The surprising, enduring problem abortion proponents have is people simply don’t like it.

Ideologues thought legalizing abortion would settle it. But over 37 years after abortion was made legal in the U.S., abortion matriarch Frances Kissling made a striking admission earlier this year:

I am driven by the changes I have seen in the way the American people think about abortion. I believe there is a much stronger sentiment against abortion [than] at any time in the last 50 years.

In fact, the opposite should be true. Legalizing abortion should have garnered it public acceptance, even if gradual. Kissling added:

The pressure and demands of day to day movement leadership in traditional forms have made it extremely difficult for new thinking, not just new strategies to emerge.

But they keep trying. They must keep trying. They know the Roe v. Wade decision will eventually be overturned unless they get the public to embrace it. Otherwise the opposition, aided even by ambivalence, will win.

Hence the December 28 MTV special, No Easy Decision. If you haven’t watched it, you can and should.

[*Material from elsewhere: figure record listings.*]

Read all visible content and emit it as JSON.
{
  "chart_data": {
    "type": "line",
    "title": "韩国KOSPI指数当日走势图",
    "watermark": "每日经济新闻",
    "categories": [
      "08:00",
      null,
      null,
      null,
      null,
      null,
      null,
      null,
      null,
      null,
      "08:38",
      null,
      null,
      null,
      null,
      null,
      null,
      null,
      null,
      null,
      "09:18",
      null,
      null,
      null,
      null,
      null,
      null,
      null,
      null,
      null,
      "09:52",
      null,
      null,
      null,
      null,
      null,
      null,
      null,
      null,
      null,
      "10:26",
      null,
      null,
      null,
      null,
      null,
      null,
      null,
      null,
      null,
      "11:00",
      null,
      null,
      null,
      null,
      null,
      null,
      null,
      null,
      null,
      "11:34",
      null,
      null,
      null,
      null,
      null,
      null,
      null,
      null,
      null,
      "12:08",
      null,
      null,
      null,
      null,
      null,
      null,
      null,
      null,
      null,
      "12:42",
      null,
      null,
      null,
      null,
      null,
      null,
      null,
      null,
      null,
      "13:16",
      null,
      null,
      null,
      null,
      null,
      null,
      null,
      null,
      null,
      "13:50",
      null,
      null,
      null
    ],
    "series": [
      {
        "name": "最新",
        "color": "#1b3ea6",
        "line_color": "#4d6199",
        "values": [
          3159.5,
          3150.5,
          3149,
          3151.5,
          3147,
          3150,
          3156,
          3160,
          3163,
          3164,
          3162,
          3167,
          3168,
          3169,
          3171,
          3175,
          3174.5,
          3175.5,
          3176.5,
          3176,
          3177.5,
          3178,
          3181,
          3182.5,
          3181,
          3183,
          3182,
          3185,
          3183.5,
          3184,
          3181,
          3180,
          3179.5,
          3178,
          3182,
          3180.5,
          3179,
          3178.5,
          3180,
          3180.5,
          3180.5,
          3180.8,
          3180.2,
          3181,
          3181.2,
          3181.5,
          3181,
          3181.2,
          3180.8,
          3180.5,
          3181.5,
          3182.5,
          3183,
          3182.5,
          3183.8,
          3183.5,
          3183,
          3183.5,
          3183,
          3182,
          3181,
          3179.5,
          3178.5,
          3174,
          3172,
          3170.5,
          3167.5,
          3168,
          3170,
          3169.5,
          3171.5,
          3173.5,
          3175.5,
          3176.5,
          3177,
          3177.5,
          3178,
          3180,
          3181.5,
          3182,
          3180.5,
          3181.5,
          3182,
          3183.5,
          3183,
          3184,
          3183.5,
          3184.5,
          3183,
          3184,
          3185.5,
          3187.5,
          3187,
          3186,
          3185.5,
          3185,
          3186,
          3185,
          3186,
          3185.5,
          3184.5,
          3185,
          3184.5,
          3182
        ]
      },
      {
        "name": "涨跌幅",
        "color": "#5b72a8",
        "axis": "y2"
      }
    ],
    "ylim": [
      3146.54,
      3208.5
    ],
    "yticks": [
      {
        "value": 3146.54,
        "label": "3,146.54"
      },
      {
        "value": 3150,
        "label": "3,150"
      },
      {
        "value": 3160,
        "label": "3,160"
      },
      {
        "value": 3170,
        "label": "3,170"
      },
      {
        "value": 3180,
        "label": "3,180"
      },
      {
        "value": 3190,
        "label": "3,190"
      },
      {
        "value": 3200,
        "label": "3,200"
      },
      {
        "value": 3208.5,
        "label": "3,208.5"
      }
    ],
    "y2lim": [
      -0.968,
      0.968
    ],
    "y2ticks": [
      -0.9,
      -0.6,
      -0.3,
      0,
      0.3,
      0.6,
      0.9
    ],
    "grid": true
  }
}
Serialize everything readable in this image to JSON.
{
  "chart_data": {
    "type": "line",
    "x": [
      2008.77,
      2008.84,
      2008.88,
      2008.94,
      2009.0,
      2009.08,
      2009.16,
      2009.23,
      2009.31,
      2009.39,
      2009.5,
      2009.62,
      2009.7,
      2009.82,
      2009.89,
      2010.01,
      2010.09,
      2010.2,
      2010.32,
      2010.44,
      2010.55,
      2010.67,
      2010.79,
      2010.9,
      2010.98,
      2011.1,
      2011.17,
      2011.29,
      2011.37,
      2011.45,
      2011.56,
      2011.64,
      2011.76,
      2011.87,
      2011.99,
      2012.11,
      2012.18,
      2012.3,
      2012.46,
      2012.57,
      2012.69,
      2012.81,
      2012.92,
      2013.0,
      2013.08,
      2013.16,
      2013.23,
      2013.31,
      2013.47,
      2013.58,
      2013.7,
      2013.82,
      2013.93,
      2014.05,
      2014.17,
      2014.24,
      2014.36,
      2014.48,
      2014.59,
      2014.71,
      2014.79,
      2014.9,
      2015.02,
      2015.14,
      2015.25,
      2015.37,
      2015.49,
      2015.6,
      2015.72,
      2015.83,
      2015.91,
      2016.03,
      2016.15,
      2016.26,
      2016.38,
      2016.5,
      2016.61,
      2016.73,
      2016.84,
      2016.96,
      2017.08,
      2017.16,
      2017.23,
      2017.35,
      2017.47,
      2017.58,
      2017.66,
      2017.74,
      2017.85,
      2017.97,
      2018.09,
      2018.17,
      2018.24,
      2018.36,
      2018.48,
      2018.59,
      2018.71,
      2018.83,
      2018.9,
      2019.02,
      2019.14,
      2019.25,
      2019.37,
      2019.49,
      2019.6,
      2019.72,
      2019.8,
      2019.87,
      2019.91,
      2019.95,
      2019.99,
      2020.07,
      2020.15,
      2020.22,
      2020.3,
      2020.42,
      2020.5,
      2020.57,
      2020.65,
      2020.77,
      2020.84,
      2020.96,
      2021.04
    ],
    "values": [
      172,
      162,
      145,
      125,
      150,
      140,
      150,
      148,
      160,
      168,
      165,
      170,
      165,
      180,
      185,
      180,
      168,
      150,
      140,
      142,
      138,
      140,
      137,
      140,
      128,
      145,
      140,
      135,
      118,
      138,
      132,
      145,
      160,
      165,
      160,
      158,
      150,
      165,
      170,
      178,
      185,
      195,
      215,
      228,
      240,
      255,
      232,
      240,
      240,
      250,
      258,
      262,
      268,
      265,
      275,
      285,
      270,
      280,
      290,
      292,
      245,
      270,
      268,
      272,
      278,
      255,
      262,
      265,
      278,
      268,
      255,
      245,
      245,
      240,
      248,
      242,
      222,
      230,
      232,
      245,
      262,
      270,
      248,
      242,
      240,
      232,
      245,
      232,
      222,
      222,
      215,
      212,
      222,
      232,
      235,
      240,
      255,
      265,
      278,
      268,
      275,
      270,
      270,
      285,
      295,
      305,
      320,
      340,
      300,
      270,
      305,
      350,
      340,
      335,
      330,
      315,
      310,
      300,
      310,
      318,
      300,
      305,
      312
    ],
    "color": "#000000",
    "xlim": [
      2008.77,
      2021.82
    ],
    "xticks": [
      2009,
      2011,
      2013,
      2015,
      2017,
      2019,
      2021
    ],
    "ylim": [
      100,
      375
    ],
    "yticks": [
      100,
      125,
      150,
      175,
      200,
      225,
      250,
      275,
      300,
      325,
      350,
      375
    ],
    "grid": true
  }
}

Before getting to the content, I begin with a call for MTV to come clean. Was there an underwriter?  As Bryan Kemper noted:

One very telling feature of the show was that it played without commercial interruption; this is not normal for MTV.  This show was obviously funded by some one or some organization with an agenda….

In the interest of full disclosure and honest journalism, particularly since this show was cast as “reality” programming, MTV should tell the public how it was paid for.

Was it simply that no advertiser would touch this show with a 10-ft pole, but MTV felt compelled to underwrite and air it anyway due to mounting pro-abort pressure against its 2 successful (i.e., lucrative) life-affirming reality shows about unplanned pregnancy?

Or did abortion proponent(s) provide covert funding? As I wrote previously, there was acknowledged collusion with the abortion industry  in advance. But how far did it go? Was there a reason, for instance, that of all the condoms in the world, those MTV offered to James happened to be marketed by Planned Parenthood? Did PP pay for that subliminal advertisement?

On a related note, does anybody really believe Markai’s call to the abortion clinic was unstaged (starting at 5:06 on the video)? What was that about reality? MTV needs to come clean on that one, too. Reality – and fairness – would have had Markai pick an abortion clinic out of the phone book, along with a crisis pregnancy center, and air both calls.

The syrupy sweet abortion phone counselor was only 1 example of MTV’s vastly skewed “reality” abortion infomercial called No Easy Decision, which, of course, pro-aborts loved. Gushed Lynn Harris at Salon:

But this member of the latter camp is relieved, delighted – and still amazed – to report that MTV got it right. Seriously, they nailed it. And by “nailed it,” I don’t mean they just did a great PSA for abortion. I mean they told the many-sided truth: that abortion is safe and common, that abortion has been made difficult to get, and, most importantly, that abortion is a complex decision made by complex human beings. (That thump you heard around 11:35 p.m. EST was the sound of 100 feminist media critics falling off our collective couches.)

Oh, please. A feminist media critic who had done her homework would have been aware abortion ideologues knew the show was in the tank for them beforehand. Here were just a few of their pre-show promotweets (click to enlarge)…

But back to my original point, which is that people don’t like abortion. I could devote an entire post to sex therapist Drew Pinsky’s unfettered, inaccurate cheerleading for abortion throughout the show.

But there was no getting around how disturbed the post-abortive mothers were in its aftermath, despite their rhetoric.

I discussed No Easy Decision with a single young woman who also watched it. She is pro-life, but I was still surprised by her take. She said she had always focused on the fact that abortion was murder but never took the aborting mothers into account. “I just thought they had their abortions and got on with life,” she told me.

But when she saw the pain abortion leaves behind – how “you remember, you can’t forget,” as Markai said… how, despite Katie stating, “I didn’t have a lot of regret or negative feelings,” she admitted she has trouble being around her young nephew now – my friend said she was saddened for them and got a sick feeling in the pit of her stomach. “I never ever want to be in that situation,” she told me. That was her take-away.

Thus, although MTV and its backers tried their best to promote abortion as acceptable, common, and for the greater good, the reality of abortion and its aftermath still came through.

I seriously don’t know what pro-aborts saw in this special to love. No Easy Decision, in fact, denigrated both them and abortion. Two examples:

1. The contraceptive mentality fails: The contraception/abortion industry fails to adequately teach about about contraception and young girls are too immature and irresponsible to handle it properly anyway.

2. The abortion industry lies about fetal development before abortion; it utterly fails to provide informed consent.

Again, MTV should tell its viewers who funded this special and just how much collusion there was with the abortion industry in putting it together.